Kota Kupang, CAKRAWALANTT.COM – Kantor Bahasa NTT siap mengawal delapan butir rekomendasi
yang dihasilkan dalam Musyawarah Nasional Sastrawan Indonesia (MUNSI) III tahun
2020 awal November 2020 lalu. Hal ini disampaikan Kepala Kantor Bahasa NTT,
Syaiful Bahri Lubis dalam wawancara dengan media ini di ruang kerjanya pekan
lalu.
“Jadi
kita sangat mendukung dan mengawal hasil rekomendasi MUNSI ini, mudah-mudahan
paling tidak untuk tingkat NTT bisa benar-benar kita jalankan di masyarakat
sehingga teman-teman sastrawan itu tetap terlibat dalam hal ini.

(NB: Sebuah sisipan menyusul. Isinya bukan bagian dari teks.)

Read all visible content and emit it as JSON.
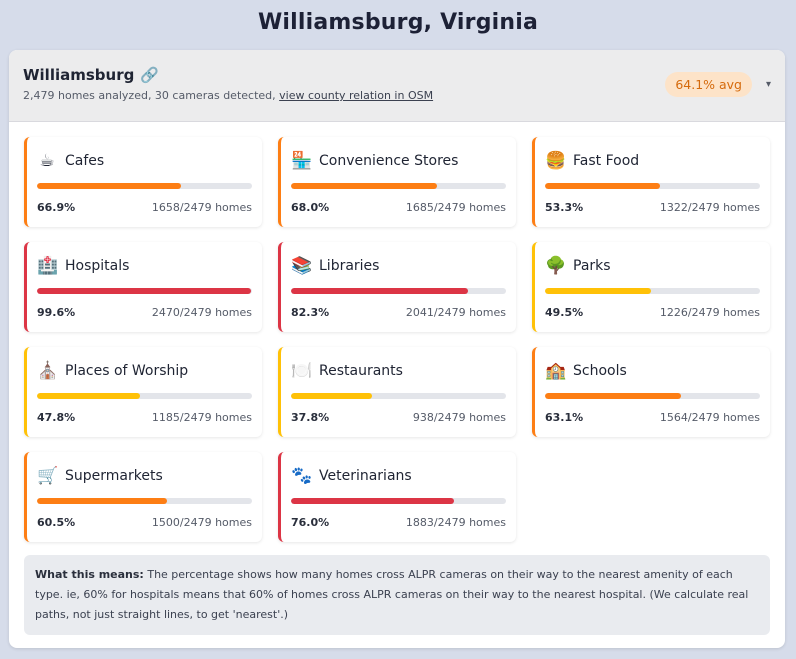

Ini yang
menjadi tanggapan kita terhadap delapan rekomendasi MUNSI. Ini adalah sinergi
antara badan bahasa sebagai sebuah lembaga, dan juga kantor bahasa sebagai perpanjangan
tangan dari badan bahasa di daerah, dan juga teman-teman komunitas atau juga
lembaga-lembaga lain yang tentu punya kepentingan dengan perkembangan sastra
ini, termasuk juga pemerintah daerah,” ungkapnya.
Dari
delapan rekomendasi MUNSI III, lanjut Syaiful, paling tidak terdapat dua hal
yang dipastikan akan dijalankan pada tahun 2021 mendatang. Pertama, penulisan
dan penerjemahan karya sastra berbahasa daerah sebagai bagian dari program
Pelindungan Sastra daerah. Kedua, pelatihan literasi khusus bagi tenaga
pendidik sebagai bagian dari program Pembinaan Sastra.
Terkait
penulisan dan penerjemahan karya sastra berbahasa daerah, ungkapnya, Kantor
Bahasa NTT mendapatkan porsi yang lebih banyak. Dari 72 bahasa daerah di NTT,
dipastikan 20an bahasa daerah akan menjadi fokus program penulisan dan
penerjemahan karya sastra berbahasa daerah pada tahun 2021 mendatang.
“Yang
paham sastra daerah, ya, penutur-penutur bahasa daerah itu sendiri. Dosen,
sastrawan, ini yang akan kita rangkul untuk menulisnya, dan kebetulan memang di
rambu-rambu dari badan, bahwa yang akan menulis atau menerjemahkan ke dalam
bahasa daerah ini tidak harus orang kantor bahasa atau penerjemah tapi boleh
orang luar yang penting dia memahami bahasa daerah itu sendiri. Artinya, kita
lebih longgar mengajak para penutur bahasa daerah, sastrawan daerah terutama
dalam lingkup Kantor Bahasa NTT,” urainya.
Salah
satu contoh yang bisa ditulis menurut Syaiful adalah cerita rakyat atau sastra
berbahasa daerah lainnya, yang penting sepanjang ada nilai-nilai yang dapat
diambil seperti kelokalan, moral, penguatan karakter anak, kegigihan,
kepemimpinan. Semuanya ditulis dari dari bahasa lisan ke bahasa teks dalam
bahasa daerah kemudian ke bahasa Indonesia. Semangatnya yakni, pelindungan bahasa
daerah. Dengan menulis karya sastra dalam bahasa daerah, menurut Syaiful,
sampai kapan pun bahasa itu sudah terekam dan terdokumentasi.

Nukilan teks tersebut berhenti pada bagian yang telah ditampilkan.